Brick

Filthy Critic - Brick - One FingerSomewhere, a film school is missing the kid who sits alone in the first row and wears the turtleneck. Holy shit, has there ever been as academic and masturbatory a movie as Brick that escaped from a university's film festival? What a boring, pretentious and pointless hunk of contrived crap.

The entire time I watched this tough-talking, feeble stab at noir set on a high-school campus I kept thinking of Bugsy Malone, a crappy 70s gangster movie for kids starring only kids and with pie fights where the gunfire should be. Well, the time I wasn't wishing I were at home in bed, that is. Bugsy was all cutesy and creepy like a beauty pageant for toddlers. Brick is fake and forced, like a twelve-year-old strutting through the Country Buffet in his brand new leather jacket.

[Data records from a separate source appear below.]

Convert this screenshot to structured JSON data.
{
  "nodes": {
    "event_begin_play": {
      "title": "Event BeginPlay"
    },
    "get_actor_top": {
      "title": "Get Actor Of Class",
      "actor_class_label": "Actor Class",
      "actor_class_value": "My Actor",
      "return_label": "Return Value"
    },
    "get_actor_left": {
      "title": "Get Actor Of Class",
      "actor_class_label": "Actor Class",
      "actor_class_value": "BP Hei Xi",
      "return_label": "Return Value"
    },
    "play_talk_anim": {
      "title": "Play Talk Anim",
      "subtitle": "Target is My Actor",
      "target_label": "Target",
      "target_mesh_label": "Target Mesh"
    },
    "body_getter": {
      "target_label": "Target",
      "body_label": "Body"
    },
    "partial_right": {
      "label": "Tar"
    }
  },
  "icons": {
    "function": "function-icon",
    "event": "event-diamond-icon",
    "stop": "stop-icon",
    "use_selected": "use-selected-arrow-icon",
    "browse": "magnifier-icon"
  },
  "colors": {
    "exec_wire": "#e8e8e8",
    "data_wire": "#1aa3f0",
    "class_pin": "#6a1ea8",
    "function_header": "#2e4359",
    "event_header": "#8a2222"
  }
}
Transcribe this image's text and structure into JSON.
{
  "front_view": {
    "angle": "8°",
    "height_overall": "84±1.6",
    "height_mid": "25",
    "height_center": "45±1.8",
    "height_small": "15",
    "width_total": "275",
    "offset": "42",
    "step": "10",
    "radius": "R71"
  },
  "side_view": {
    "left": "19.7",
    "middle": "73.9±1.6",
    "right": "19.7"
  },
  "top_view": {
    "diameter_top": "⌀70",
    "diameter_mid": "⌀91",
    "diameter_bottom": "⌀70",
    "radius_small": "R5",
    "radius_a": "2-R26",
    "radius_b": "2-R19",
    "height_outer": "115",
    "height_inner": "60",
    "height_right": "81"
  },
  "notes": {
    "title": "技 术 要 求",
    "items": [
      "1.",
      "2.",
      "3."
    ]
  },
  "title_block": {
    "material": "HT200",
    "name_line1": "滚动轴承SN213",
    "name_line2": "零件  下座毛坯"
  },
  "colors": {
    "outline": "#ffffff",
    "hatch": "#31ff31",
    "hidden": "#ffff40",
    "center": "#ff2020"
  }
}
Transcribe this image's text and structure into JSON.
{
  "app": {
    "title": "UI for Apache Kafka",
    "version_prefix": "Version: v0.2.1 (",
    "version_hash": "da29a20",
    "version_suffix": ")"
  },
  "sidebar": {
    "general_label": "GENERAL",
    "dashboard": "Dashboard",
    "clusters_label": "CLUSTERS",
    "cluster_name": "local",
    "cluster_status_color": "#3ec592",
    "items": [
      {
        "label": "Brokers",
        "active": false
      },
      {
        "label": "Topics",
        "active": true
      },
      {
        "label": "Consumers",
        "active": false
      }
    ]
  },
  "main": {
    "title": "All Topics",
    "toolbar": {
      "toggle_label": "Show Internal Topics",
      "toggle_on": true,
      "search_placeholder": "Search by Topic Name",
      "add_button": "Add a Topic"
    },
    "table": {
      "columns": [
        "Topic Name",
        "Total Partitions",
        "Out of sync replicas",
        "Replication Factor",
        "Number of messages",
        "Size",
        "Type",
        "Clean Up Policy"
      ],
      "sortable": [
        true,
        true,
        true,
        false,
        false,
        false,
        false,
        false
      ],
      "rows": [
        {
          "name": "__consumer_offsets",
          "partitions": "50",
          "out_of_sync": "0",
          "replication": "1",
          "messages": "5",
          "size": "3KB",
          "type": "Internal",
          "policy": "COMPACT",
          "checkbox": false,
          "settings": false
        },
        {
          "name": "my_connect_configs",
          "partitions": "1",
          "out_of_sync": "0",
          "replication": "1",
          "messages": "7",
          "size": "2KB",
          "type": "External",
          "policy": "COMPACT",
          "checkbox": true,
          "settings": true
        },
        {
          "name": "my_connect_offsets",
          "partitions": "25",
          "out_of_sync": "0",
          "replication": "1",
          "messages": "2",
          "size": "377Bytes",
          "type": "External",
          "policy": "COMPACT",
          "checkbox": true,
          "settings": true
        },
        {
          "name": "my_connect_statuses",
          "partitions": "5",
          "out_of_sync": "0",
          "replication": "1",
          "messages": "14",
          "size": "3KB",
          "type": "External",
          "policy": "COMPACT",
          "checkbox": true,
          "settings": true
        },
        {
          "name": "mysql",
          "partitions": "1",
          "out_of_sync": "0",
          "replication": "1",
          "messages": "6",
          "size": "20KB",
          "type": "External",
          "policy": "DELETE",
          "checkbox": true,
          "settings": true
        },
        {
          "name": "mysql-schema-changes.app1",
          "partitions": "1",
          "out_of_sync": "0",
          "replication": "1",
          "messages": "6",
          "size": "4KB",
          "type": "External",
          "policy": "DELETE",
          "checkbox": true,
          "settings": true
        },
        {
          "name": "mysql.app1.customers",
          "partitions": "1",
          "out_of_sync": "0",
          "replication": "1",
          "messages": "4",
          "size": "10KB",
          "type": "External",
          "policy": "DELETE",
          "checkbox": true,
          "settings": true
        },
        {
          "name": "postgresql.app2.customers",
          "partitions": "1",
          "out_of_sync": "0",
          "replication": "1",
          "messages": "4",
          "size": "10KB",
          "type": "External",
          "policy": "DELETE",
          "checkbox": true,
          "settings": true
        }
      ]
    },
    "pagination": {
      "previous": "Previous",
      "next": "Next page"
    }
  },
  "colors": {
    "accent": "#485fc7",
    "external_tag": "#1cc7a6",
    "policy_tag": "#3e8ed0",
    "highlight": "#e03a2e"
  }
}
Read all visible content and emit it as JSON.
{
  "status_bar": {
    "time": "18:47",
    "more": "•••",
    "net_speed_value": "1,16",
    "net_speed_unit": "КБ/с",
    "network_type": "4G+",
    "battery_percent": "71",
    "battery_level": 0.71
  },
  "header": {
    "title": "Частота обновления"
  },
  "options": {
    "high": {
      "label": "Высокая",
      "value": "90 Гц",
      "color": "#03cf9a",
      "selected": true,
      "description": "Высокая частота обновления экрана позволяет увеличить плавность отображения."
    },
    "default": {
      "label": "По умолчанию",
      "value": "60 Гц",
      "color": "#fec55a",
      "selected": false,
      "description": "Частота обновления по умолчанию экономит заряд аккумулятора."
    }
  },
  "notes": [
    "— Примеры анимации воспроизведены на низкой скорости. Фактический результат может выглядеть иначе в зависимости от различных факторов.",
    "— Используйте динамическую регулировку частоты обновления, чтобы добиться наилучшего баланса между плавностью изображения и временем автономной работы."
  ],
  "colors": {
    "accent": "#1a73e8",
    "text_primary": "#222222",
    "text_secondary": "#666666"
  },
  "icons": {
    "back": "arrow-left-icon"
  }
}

On a San Clemente high school campus, a loner (Joseph Gordon-Levitt) gets a cryptic message from an ex-girlfriend and pieces together a mystery involving bands of drug-dealing thugs who hide in dank basements, molls in old Thunderbird convertibles, and labyrinthine plot twists about a tainted "brick" of heroin, backstabbing and a lousy sidekick who just happens to know any necessary information to push the plot.

What the movie is missing is any reason for the audience to give a shit. I mean, other than if you're a film school student who marvels at dazzling exercises in jerking off, or you're just an average joe who likes the same shit. And I'm not talking about dazzling clitoris diddling like you get in Candy Bottoms' brilliant XXX classicMe Loves Me 36, even if she doesn't look like she loves herself in much of it. Especially the parts when she cries.

The movie kicks off with Gordon-Levitt acting too fucking cool for school. He has no backstory and he shows no emotion. The mystery he is tangled in is too abstract to give a shit about and the fact that Gordon-Levitt is so flat only inspires you not to dig deep. It's fancy and convoluted for sure, but if twists and turns were enough then I could get people to pay ten bucks to look at my lower intestine. I doubt writer-director Rian Johnson bothered thinking about whether we'd give a shit. He was too damn busy dazzling himself with all the tricks.

Brick also struts around like it's hot shit, completely oblivious that it's not the first leather jacket in the Country Buffet, or that the kid underneath ain't very mature. Like nobody ever thought of this crap before. There is a bad noir with self-conscious tough talk strapped to synthetic teen scenario. Neither the noir nor the drama are clever; it's just all that duct tape holding them together makes you think you're seeing something new. Sort of like a jackalope.

Another reason this movie sucks major ass is how inconsistent it is. It wants to be cool and noir, but a billion elements of it are none of that. Instead, they are just some undisciplined hack's idea of cool. Take, for example, the cool retro cars that no high school kid will ever have, or the hideous retro clothes that high school kids never wear. At least, none who aren't screaming for attention. Worse is that these fucking brats are supposedly in high school, and the setting is largely the campus, yet they don't act, speak or respond like high schoolers. Instead, they chirp barely comprehensible tough talk of the bad, flashy moviemaker. The action is driven by some invisible hand and never by any logical reaction to an incident.

What would have made a way better movie is taking a noir plot and play it out with typical lazy, shy teens with no self-confidence and limited vocabularies. The kids would have been more sympathetic and less like some freakish test-tube mutation. That might have hidden their lousy acting too.

One Finger for Brick. Pushing a twenty-pound baby out of a 90-pound women would be less labored and painful. Maybe someday Rian Johnson will make a good movie, but it won't be until he's more interested in entertaining his audience than impressing his film school pals.